Arrangements for small jazz combos are usually informal, minimal, and uncredited. This was particularly so for combos in the bebop era. In general, the larger the ensemble, the greater the need for a formal arrangement, although the early Count Basie big band was famous for its head arrangements, so called because they were worked out by the players themselves, memorized immediately and never written down. Most arrangements for large ensembles, big bands, in the swing era, were written down, however, and credited to a specific arranger, as were later arrangements for the Count Basie big band by Sammy Nestico and Neal Hefti. Don Redman made significant innovations in the pattern of arrangement in Fletcher Henderson's orchestra in the 1920s. He introduced the pattern of arranging melodies in the body of arrangements and arranging section performances of the big band. Benny Carter became Fletcher's main arranger in the early 30's, moving on become as famous for his arranging expertise as his musicianship. Billy Strayhorn was an arranger of great renown in the Duke Ellington orchestra beginning in 1938.

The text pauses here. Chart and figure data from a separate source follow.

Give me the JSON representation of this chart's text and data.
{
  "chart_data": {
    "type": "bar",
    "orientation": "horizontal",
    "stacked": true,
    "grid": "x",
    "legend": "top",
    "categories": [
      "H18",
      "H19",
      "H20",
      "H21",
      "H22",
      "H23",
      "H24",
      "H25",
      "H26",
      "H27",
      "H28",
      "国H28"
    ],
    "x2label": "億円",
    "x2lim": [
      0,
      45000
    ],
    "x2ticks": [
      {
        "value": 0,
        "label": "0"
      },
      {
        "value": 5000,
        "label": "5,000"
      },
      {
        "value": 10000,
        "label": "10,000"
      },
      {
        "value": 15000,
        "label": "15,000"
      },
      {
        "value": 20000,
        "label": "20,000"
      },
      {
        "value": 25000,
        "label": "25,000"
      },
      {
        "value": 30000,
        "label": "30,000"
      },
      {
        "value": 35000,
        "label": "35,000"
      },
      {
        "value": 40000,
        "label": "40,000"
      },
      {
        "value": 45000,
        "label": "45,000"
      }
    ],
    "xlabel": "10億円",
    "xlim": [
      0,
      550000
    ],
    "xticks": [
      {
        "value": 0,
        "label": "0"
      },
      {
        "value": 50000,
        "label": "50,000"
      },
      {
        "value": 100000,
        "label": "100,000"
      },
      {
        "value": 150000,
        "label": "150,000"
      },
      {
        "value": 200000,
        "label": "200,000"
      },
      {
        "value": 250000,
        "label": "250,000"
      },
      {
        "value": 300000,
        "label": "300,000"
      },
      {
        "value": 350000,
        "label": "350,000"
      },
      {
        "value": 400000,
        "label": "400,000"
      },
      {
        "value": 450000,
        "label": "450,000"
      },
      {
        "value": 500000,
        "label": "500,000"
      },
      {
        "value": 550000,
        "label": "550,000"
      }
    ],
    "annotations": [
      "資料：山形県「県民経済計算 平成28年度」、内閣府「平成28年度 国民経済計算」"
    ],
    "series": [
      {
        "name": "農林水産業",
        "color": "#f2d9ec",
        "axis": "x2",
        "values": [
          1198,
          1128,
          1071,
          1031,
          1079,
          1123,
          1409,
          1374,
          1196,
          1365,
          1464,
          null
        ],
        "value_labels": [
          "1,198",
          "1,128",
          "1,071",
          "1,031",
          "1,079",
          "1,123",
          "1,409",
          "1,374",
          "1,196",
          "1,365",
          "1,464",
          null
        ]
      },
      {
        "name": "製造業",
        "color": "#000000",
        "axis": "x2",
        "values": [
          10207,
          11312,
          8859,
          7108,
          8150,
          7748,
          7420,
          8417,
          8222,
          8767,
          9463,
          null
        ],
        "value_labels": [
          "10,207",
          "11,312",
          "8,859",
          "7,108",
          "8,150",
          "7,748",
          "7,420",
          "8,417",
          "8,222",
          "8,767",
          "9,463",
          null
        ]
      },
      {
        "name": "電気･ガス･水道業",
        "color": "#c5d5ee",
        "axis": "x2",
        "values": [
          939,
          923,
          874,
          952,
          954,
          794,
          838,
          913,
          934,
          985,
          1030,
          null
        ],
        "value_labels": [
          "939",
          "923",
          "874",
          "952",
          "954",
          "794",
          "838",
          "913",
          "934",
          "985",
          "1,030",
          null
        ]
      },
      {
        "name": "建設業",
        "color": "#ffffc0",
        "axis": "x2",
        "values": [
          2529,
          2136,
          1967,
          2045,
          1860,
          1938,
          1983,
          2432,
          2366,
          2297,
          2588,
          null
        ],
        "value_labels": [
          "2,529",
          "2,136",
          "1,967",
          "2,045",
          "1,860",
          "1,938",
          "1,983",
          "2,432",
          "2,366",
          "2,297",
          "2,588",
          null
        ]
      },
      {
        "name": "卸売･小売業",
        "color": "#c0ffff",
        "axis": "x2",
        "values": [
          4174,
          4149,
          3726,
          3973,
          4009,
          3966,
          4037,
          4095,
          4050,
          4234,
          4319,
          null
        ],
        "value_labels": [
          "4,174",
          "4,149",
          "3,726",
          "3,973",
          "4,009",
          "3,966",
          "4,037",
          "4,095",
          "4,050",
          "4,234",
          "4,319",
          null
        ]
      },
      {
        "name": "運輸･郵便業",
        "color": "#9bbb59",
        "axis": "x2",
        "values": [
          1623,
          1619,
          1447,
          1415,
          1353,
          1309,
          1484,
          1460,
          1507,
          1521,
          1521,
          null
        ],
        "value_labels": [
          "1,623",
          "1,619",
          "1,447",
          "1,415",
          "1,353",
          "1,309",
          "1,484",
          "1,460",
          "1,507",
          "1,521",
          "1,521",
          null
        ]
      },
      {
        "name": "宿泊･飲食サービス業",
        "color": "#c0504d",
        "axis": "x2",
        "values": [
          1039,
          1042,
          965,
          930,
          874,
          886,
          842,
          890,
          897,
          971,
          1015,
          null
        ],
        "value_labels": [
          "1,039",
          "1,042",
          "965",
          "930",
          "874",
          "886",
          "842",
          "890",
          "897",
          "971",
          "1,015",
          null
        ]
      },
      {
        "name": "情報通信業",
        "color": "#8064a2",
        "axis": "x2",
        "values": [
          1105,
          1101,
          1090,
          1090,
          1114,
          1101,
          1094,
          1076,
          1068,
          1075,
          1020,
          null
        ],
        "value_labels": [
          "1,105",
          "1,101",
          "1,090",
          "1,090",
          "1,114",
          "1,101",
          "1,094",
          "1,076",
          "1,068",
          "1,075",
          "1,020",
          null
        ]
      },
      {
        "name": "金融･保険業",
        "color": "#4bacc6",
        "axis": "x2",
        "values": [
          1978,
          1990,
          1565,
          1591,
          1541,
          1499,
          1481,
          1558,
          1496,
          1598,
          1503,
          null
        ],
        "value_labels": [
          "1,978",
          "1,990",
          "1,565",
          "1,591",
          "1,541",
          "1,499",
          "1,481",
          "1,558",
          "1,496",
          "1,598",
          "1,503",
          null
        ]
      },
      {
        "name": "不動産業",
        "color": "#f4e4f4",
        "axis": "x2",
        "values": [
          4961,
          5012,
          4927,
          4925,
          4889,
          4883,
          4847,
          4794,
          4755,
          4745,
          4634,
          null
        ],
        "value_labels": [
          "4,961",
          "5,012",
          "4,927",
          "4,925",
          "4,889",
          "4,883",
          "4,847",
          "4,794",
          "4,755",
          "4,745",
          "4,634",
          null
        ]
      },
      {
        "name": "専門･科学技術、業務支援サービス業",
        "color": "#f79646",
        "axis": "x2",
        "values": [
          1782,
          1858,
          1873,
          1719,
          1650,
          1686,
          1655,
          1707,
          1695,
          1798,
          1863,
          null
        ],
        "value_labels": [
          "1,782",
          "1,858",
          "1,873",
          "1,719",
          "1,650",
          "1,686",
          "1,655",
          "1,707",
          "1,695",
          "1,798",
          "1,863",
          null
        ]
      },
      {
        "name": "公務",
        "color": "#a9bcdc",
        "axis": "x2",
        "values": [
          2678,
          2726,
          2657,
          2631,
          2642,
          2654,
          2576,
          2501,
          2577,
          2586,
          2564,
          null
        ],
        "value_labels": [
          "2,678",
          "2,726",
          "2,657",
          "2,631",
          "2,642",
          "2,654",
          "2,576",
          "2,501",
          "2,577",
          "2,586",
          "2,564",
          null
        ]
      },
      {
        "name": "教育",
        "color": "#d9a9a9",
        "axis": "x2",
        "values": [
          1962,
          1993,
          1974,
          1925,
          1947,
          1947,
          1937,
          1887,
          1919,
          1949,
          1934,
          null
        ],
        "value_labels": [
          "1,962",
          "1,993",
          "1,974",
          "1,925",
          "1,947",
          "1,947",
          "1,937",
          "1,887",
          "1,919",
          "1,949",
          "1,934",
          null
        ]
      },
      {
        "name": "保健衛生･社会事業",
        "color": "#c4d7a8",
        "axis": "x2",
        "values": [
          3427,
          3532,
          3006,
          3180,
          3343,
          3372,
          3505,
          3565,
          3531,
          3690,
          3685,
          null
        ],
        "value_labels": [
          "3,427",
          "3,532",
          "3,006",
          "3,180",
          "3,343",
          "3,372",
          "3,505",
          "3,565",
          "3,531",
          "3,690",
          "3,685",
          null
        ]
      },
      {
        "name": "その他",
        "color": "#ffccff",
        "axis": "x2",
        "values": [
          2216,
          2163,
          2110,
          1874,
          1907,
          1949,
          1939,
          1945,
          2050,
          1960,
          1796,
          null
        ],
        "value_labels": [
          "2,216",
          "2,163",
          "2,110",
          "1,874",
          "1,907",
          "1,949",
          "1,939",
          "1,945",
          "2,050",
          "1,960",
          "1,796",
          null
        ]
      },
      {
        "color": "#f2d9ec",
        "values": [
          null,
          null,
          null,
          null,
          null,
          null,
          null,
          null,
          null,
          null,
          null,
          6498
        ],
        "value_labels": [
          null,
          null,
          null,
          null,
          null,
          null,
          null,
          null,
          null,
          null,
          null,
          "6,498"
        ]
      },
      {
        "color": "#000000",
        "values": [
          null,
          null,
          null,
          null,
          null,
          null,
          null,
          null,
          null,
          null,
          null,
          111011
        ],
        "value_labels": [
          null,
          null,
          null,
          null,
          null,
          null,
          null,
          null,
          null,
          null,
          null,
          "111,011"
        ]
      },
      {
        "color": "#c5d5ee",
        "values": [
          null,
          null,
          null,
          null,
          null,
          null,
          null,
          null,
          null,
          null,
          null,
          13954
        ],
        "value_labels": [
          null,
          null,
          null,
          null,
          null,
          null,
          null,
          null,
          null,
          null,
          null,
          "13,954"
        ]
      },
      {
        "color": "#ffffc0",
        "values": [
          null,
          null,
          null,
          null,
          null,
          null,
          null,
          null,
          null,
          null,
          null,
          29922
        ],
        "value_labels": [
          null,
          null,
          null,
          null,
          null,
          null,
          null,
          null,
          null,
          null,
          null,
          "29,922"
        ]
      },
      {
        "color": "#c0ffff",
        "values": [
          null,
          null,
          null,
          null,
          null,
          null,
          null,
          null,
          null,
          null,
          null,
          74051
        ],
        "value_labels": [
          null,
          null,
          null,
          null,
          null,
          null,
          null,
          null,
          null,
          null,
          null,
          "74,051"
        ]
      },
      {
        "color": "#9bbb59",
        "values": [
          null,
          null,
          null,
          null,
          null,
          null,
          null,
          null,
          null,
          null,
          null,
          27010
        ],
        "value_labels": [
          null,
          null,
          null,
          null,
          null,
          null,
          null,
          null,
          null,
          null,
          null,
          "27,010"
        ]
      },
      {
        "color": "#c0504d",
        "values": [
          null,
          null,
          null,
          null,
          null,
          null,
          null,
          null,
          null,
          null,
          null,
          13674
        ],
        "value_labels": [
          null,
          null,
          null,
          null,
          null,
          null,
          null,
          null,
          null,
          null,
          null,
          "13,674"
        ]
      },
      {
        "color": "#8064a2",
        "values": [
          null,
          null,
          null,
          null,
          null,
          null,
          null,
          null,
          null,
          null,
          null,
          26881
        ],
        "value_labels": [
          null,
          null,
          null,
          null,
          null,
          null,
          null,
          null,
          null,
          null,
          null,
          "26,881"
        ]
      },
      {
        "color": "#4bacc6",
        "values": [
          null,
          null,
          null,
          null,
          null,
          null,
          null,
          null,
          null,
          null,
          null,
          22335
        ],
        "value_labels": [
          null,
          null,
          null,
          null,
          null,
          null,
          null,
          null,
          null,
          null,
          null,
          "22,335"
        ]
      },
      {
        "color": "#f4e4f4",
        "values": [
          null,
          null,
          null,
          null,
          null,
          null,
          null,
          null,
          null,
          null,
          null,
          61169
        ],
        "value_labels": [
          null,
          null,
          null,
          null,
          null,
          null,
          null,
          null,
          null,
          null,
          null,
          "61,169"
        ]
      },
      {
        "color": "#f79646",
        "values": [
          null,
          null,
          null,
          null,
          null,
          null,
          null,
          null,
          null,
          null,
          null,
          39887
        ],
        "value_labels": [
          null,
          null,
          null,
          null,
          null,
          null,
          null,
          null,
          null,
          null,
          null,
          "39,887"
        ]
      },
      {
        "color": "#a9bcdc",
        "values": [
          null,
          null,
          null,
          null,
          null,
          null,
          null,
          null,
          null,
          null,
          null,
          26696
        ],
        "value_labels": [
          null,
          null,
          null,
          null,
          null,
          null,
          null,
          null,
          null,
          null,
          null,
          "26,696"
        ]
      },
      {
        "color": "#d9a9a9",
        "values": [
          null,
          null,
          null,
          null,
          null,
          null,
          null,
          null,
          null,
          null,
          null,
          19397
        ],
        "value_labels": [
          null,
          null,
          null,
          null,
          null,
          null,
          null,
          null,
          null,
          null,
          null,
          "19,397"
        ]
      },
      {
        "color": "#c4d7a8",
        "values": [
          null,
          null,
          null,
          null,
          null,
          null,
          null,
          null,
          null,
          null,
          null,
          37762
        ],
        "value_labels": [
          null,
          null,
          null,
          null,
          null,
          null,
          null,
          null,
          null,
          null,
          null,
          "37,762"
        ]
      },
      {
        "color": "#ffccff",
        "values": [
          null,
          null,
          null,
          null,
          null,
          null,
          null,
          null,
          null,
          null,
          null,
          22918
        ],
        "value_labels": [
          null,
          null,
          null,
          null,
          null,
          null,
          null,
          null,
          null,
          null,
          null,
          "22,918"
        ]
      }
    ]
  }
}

Jelly Roll Morton is considered the earliest jazz arranger, writing down the parts when he was touring about 1912-1915 so that pick-up bands could play his compositions. Big band arrangements are informally called charts. In the swing era they were usually either arrangements of popular songs or they were entirely new compositions. Duke Ellington's and Billy Strayhorn's arrangements for the Duke Ellington big band were usually new compositions, and some of Eddie Sauter's arrangements for the Benny Goodman band and Artie Shaw's arrangements for his own band were new compositions as well. It became more common to arrange sketchy jazz combo compositions for big band after the bop era.
After 1950, the big band trend declined in number. However, several bands continued and arrangers provided renowned arrangements. Gil Evans wrote a number of large-ensemble arrangements in the late fifties and early sixties intended for recording sessions only. Other arrangers of note include Vic Schoen, Pete Rugolo, Oliver Nelson, Johnny Richards, Billy May, Thad Jones, Maria Schneider, Bob Brookmeyer, Steve Sample, Sr, Lou Marini, Nelson Riddle, Ralph Burns, Billy Byers, Gordon Jenkins, Ray Conniff, Henry Mancini, Gordon Goodwin, and Ray Reach.